Electron transport properties of boron nitride chains between two-dimensional metallic borophene electrodes

Abstract

Abstract Recently, boron nitride (BN) chains have been made from hexagonal BN sheets. However, the BN sheet has a large band gap, which is not suitable to be used as the electrode material of BN chain-based two-dimensional (2D) electronic devices. The successful preparation of borophene sheets opens a possible way for building BN chain-based 2D devices. The borophene is a metal material with strong oxidation resistance. In particular, recent experimental results show that the borophene exists massless Dirac fermions, which makes it a suitable candidate for constructing high-speed low-dissipation devices. Here, we investigate the electron transport properties of boron nitride chains between 2D metallic borophene electrodes by using nonequilibrium Green's functions in combination with the density functional theory.
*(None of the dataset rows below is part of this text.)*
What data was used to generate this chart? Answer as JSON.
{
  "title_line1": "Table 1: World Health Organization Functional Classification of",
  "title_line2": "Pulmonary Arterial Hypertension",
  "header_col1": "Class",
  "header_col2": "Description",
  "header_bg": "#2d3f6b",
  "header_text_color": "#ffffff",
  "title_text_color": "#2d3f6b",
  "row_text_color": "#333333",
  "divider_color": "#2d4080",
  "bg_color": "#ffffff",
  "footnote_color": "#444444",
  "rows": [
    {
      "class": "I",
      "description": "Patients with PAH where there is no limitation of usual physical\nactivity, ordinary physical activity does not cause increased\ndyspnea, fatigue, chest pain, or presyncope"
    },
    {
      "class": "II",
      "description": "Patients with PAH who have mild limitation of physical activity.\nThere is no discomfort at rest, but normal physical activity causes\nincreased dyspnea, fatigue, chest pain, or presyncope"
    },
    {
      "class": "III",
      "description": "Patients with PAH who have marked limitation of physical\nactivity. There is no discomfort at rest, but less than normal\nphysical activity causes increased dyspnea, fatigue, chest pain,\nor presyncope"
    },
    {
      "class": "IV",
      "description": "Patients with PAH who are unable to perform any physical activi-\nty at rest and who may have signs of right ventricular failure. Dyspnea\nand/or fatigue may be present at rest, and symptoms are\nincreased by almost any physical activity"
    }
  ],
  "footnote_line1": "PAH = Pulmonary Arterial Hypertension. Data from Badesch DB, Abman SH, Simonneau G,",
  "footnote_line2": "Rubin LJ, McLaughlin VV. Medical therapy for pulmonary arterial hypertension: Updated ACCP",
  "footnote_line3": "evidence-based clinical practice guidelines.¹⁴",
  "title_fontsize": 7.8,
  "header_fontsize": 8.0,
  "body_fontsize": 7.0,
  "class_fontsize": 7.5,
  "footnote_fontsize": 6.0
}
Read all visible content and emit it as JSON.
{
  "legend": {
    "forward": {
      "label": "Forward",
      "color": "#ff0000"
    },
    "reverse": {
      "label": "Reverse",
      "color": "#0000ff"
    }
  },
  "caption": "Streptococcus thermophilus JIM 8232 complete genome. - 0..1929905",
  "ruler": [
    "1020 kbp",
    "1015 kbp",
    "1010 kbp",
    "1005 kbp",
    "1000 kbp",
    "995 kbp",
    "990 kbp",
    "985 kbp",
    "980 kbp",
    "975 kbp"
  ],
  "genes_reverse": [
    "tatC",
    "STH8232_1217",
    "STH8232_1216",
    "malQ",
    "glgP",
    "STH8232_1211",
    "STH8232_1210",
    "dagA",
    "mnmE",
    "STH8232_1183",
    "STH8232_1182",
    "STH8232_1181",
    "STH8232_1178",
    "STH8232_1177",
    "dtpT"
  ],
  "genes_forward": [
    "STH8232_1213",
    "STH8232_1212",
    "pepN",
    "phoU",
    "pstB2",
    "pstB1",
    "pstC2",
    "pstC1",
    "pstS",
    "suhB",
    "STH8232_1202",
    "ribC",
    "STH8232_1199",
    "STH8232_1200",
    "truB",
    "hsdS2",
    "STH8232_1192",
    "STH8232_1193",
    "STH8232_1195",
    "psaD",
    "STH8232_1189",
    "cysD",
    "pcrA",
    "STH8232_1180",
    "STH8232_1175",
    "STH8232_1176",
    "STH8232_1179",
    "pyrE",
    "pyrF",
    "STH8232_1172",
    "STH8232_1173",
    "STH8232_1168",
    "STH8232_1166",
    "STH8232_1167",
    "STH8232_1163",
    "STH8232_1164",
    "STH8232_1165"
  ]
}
Surprisingly, the BN chain displays metallic characteristic when coupled into 2D borophene electrodes. Inherent negative differential resistance behaviors can be observed in the BN chains sandwiched between 2D metallic borophene. Meanwhile, the current superposition law is studied in BN chain-based 2D circuits. Results show that the current value of BN chain-based system with parallel paths is more than twice that with a single path, which is different from Kirchhoff's circuit laws. Moreover, the effects of strain on the electron transport properties of BN chain-based 2D electronic devices are also studied.